Sono portati ad attività di tipo esistenziale o comunque rivolte al prossimo, date le loro capacità di dedizione: medici, infermieri, assistenti sociali si annoverano tra i Pesci. Sono loro congeniali anche attività connesse al turismo, all’arte, alla pubblicità.

All’ultimo segno dello zodiaco sono attribuiti i piedi; ma anche le vie respiratorie e l’intestino sono compresi nelle corrispondenze anatomiche del segno

Sole (vedi le caratteristiche del segno).
Luna: emotività, intuizione vivissima, pigrizia, influenzabilità, tendenza a somatizzare.
Mercurio: fantasia, irrequietezza mentale, instabilità di opinioni, ansietà.
Venere: delicatezza di sentimento, bontà d’animo, ispirazione artistica, passività in amore.
Marte: comportamento irrazionale, incostanza, aggressività disordinata, poca forza di volontà.
Giove: espansione, protezione, generosità, gusto per i piaceri materiali.

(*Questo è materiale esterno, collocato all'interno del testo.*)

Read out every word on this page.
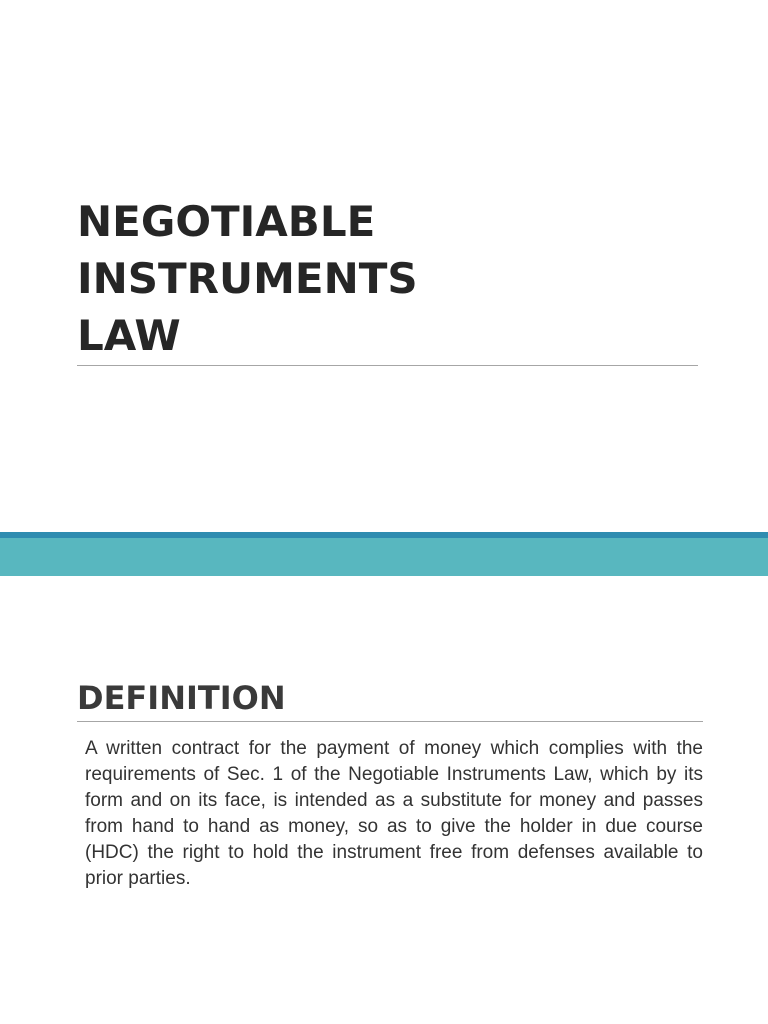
NEGOTIABLE
INSTRUMENTS
LAW
DEFINITION

A written contract for the payment of money which complies with the requirements of Sec. 1 of the Negotiable Instruments Law, which by its form and on its face, is intended as a substitute for money and passes from hand to hand as money, so as to give the holder in due course (HDC) the right to hold the instrument free from defenses available to prior parties.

Saturno: timidezza, masochismo, bisogno di raccoglimento, salute delicata.
Urano: fanatismo, avventure pericolose, presentimenti, occultismo.
Nettuno: misticismo, ispirazione, facoltà medianiche, evasioni dalla realtà.
Plutone: data la sua recente scoperta mancano ancora osservazioni precise sul valore del pianeta nei vari segni. Le sue influenze verranno dunque indicate solo per quelli in cui si sono già riscontrati i suoi effetti.